Holy crap! So fortunate that you weren't in the tunnel at the time!

This directly affects our plans! We were planning on driving from Schwangau to Lake Como via Timmelsjoch and Murano. Our Euro Delivery is on July 18. 

In May 2016 our group delivery (#CentennialMTour) route had us going from Schwangau over Timmelsjoch, our first pass, to get to Merano, our first overnight stop once we left Munich. Unfortunately, Timmelsjoch was still closed on the Italian side, although most of us didn't find that out until we had driven all the way to the summit on the Austrian side. It was a long drive back down via Landeck.

Since we're coming from Schwangau again on this trip and headed for Lake Como, we thought that we'd take the same route to Merano and then do Stelvio pass to Lake Como. I guess that we may have to take the Landeck route again.

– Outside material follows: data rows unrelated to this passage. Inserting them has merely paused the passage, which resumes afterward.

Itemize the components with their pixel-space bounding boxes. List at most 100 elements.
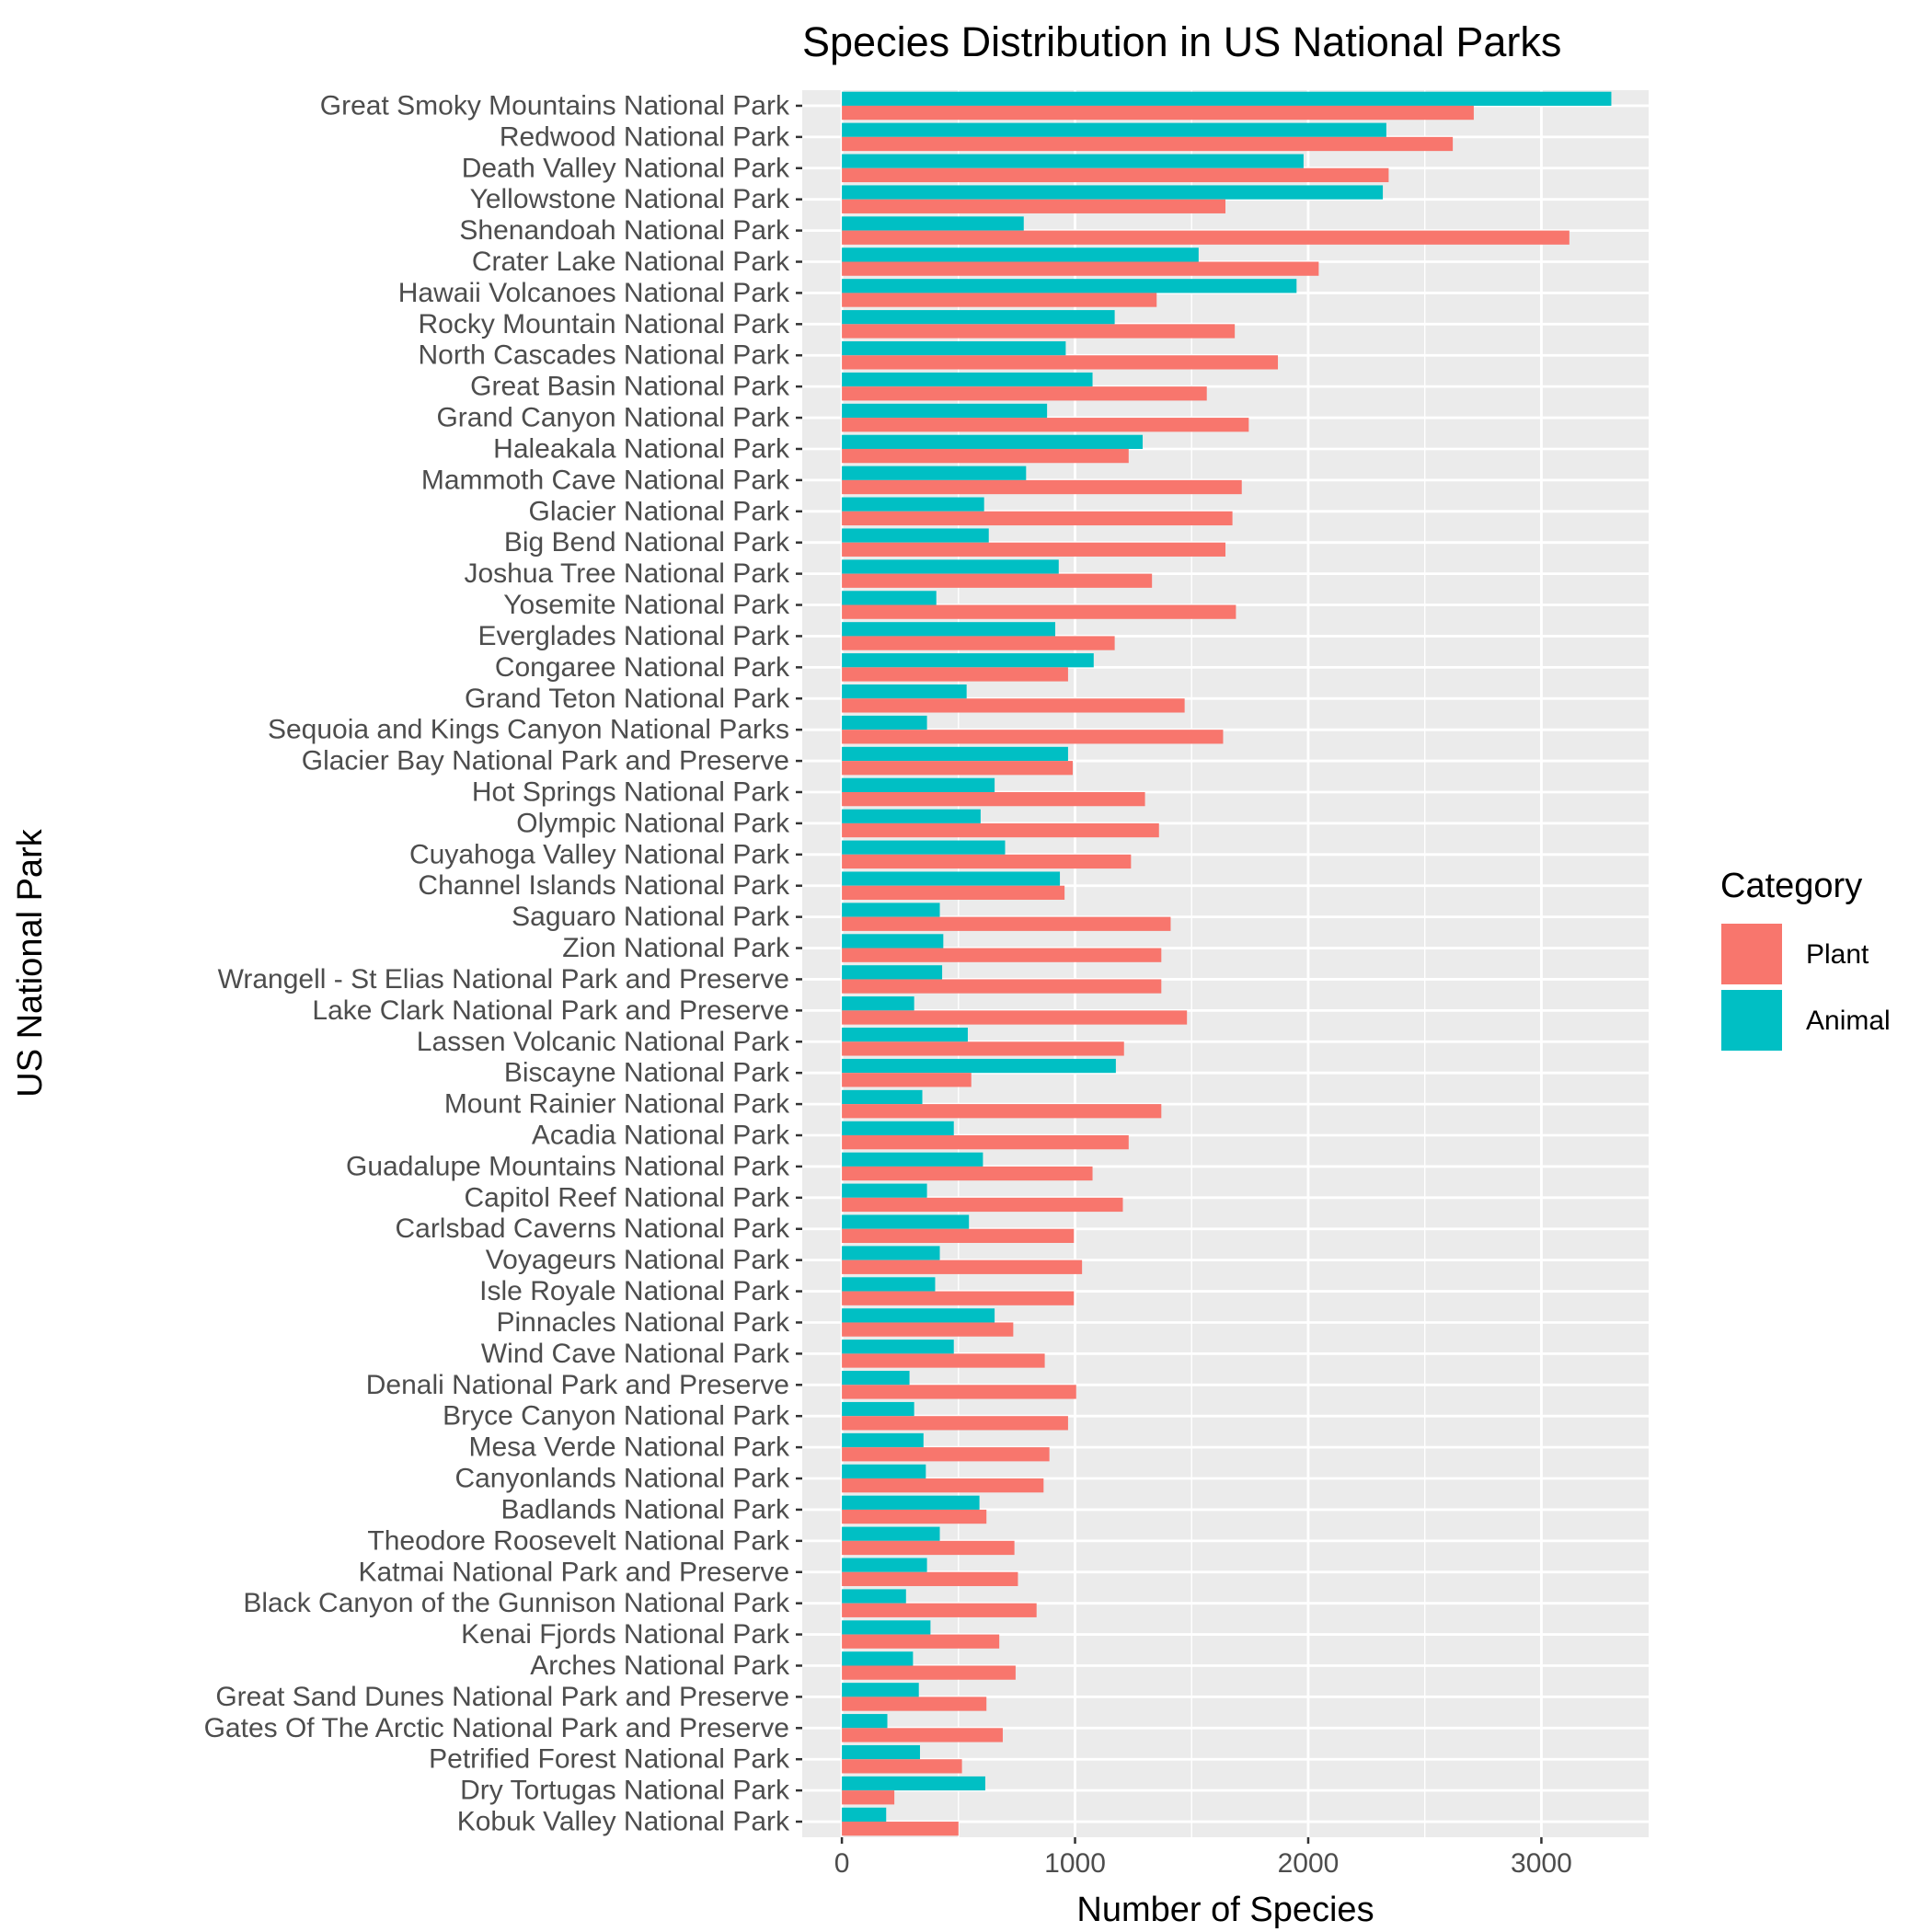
bar-animal bbox=[842, 1558, 927, 1572]
bar-plant bbox=[842, 636, 1115, 650]
bar-plant bbox=[842, 1665, 1016, 1680]
bar-animal bbox=[842, 247, 1199, 262]
bar-animal bbox=[842, 777, 995, 792]
y-tick-label: Redwood National Park bbox=[500, 121, 790, 152]
bar-animal bbox=[842, 934, 944, 949]
y-tick-label: Lassen Volcanic National Park bbox=[417, 1027, 790, 1057]
bar-animal bbox=[842, 871, 1061, 886]
bar-animal bbox=[842, 1776, 985, 1791]
y-tick-label: Glacier National Park bbox=[529, 496, 790, 526]
bar-animal bbox=[842, 559, 1059, 574]
legend-label-animal: Animal bbox=[1806, 1006, 1891, 1036]
bar-animal bbox=[842, 1683, 919, 1697]
x-tick-label: 1000 bbox=[1044, 1848, 1106, 1879]
y-tick-label: Capitol Reef National Park bbox=[464, 1182, 790, 1213]
y-tick-label: Saguaro National Park bbox=[512, 902, 790, 932]
x-tick-label: 3000 bbox=[1511, 1848, 1572, 1879]
bar-animal bbox=[842, 1028, 968, 1042]
y-tick-label: Denali National Park and Preserve bbox=[366, 1370, 789, 1400]
bar-plant bbox=[842, 1509, 987, 1524]
bar-animal bbox=[842, 809, 981, 823]
x-tick-label: 2000 bbox=[1278, 1848, 1340, 1879]
bar-animal bbox=[842, 279, 1297, 293]
bar-plant bbox=[842, 698, 1185, 713]
bar-animal bbox=[842, 434, 1144, 449]
bar-animal bbox=[842, 591, 937, 605]
bar-plant bbox=[842, 511, 1233, 526]
y-tick-label: Congaree National Park bbox=[495, 652, 790, 683]
y-tick-label: Canyonlands National Park bbox=[454, 1464, 790, 1494]
y-tick-label: Haleakala National Park bbox=[493, 433, 790, 464]
y-tick-label: Pinnacles National Park bbox=[496, 1307, 790, 1338]
bar-animal bbox=[842, 1651, 914, 1666]
y-tick-label: North Cascades National Park bbox=[418, 340, 790, 371]
bar-animal bbox=[842, 1214, 970, 1229]
y-tick-label: Wind Cave National Park bbox=[481, 1339, 790, 1369]
bar-animal bbox=[842, 1620, 931, 1635]
y-axis: Great Smoky Mountains National ParkRedwo… bbox=[204, 90, 802, 1837]
bar-animal bbox=[842, 528, 989, 543]
y-tick-label: Biscayne National Park bbox=[504, 1058, 790, 1088]
legend: Category Plant Animal bbox=[1720, 867, 1891, 1051]
y-tick-label: Yellowstone National Park bbox=[470, 184, 790, 214]
bar-plant bbox=[842, 230, 1570, 245]
bar-plant bbox=[842, 1728, 1003, 1742]
bar-animal bbox=[842, 1744, 920, 1760]
bar-plant bbox=[842, 916, 1171, 931]
bar-animal bbox=[842, 653, 1094, 668]
y-tick-label: Theodore Roosevelt National Park bbox=[367, 1525, 790, 1556]
y-tick-label: Petrified Forest National Park bbox=[429, 1744, 790, 1775]
bar-animal bbox=[842, 746, 1068, 762]
bar-animal bbox=[842, 684, 967, 699]
bar-animal bbox=[842, 466, 1027, 480]
bar-animal bbox=[842, 1401, 914, 1417]
bar-animal bbox=[842, 372, 1093, 387]
bar-plant bbox=[842, 1135, 1129, 1150]
y-tick-label: Voyageurs National Park bbox=[486, 1245, 790, 1275]
bar-animal bbox=[842, 840, 1006, 855]
legend-key-plant bbox=[1721, 924, 1782, 984]
bar-plant bbox=[842, 1353, 1045, 1368]
bar-plant bbox=[842, 667, 1068, 682]
y-tick-label: Kobuk Valley National Park bbox=[457, 1807, 790, 1837]
bar-plant bbox=[842, 1447, 1050, 1462]
y-tick-label: Grand Canyon National Park bbox=[436, 403, 790, 433]
bar-plant bbox=[842, 1696, 987, 1711]
bar-animal bbox=[842, 1714, 888, 1729]
y-tick-label: Kenai Fjords National Park bbox=[461, 1619, 790, 1650]
bar-plant bbox=[842, 324, 1236, 339]
y-tick-label: Sequoia and Kings Canyon National Parks bbox=[268, 715, 789, 745]
bar-plant bbox=[842, 885, 1065, 900]
bar-animal bbox=[842, 1277, 936, 1292]
bar-animal bbox=[842, 1432, 924, 1448]
bar-plant bbox=[842, 979, 1162, 994]
bar-plant bbox=[842, 1416, 1068, 1431]
bar-plant bbox=[842, 761, 1073, 776]
bar-plant bbox=[842, 1041, 1124, 1056]
bar-animal bbox=[842, 1589, 906, 1604]
y-tick-label: Dry Tortugas National Park bbox=[460, 1776, 790, 1806]
y-tick-label: Zion National Park bbox=[562, 933, 790, 963]
bar-animal bbox=[842, 1371, 910, 1386]
y-tick-label: Carlsbad Caverns National Park bbox=[395, 1213, 790, 1244]
bar-plant bbox=[842, 1259, 1083, 1274]
y-tick-label: Badlands National Park bbox=[500, 1494, 790, 1524]
bar-animal bbox=[842, 1152, 983, 1167]
y-tick-label: Hot Springs National Park bbox=[472, 776, 790, 807]
y-tick-label: Big Bend National Park bbox=[504, 527, 790, 558]
bar-plant bbox=[842, 1822, 959, 1836]
bar-plant bbox=[842, 1478, 1044, 1493]
bar-plant bbox=[842, 542, 1225, 557]
y-tick-label: Crater Lake National Park bbox=[472, 247, 790, 277]
y-tick-label: Arches National Park bbox=[530, 1650, 790, 1681]
bar-plant bbox=[842, 1790, 895, 1805]
bar-plant bbox=[842, 1291, 1075, 1305]
bar-plant bbox=[842, 261, 1319, 276]
bar-animal bbox=[842, 1526, 940, 1541]
bar-plant bbox=[842, 199, 1225, 213]
bar-animal bbox=[842, 1495, 980, 1510]
bar-animal bbox=[842, 122, 1386, 137]
bar-animal bbox=[842, 622, 1055, 637]
bar-animal bbox=[842, 185, 1384, 200]
bar-plant bbox=[842, 948, 1162, 962]
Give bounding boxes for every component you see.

I'll keep an eye on the closure. We have a few nights in Germany after our delivery, including 4 nights in Heidelberg for the German Grand Prix. We planned to drive this route on Wednesday, July 25. If we're lucky, it may be open again by then.

Thanks for the info!


----------



## jmh (Dec 20, 2002)

You should be fine for your delivery date
They are planning to re-open this weekend as it's peak travel season (summer vacation starts in many European countries) 
Just make sure you are wearing your helmet


----------



## SD ///M4 (Jan 24, 2011)

Yeah, I checked this morning and it looks like they're planing on having it open on July 6 at 07:00. Let's hope they do a good job!


----------



## jmh (Dec 20, 2002)

Looks like the plan n is to re-open the tunnel and approach from the South Tyrol side on July 6th @7am local time


----------



## SD ///M4 (Jan 24, 2011)

From the ADAC site today (translation by Google Translate):

Tourists in Tyrol can now drive over the Timmelsjoch again. The pass road, which has been closed since Monday, 2 July, was reopened for traffic on Friday, 6 July. Reason for the lock was damage on the Italian side in the last tunnel before the pass. From the ceiling had loosened loose material and had fallen on the road.​


----------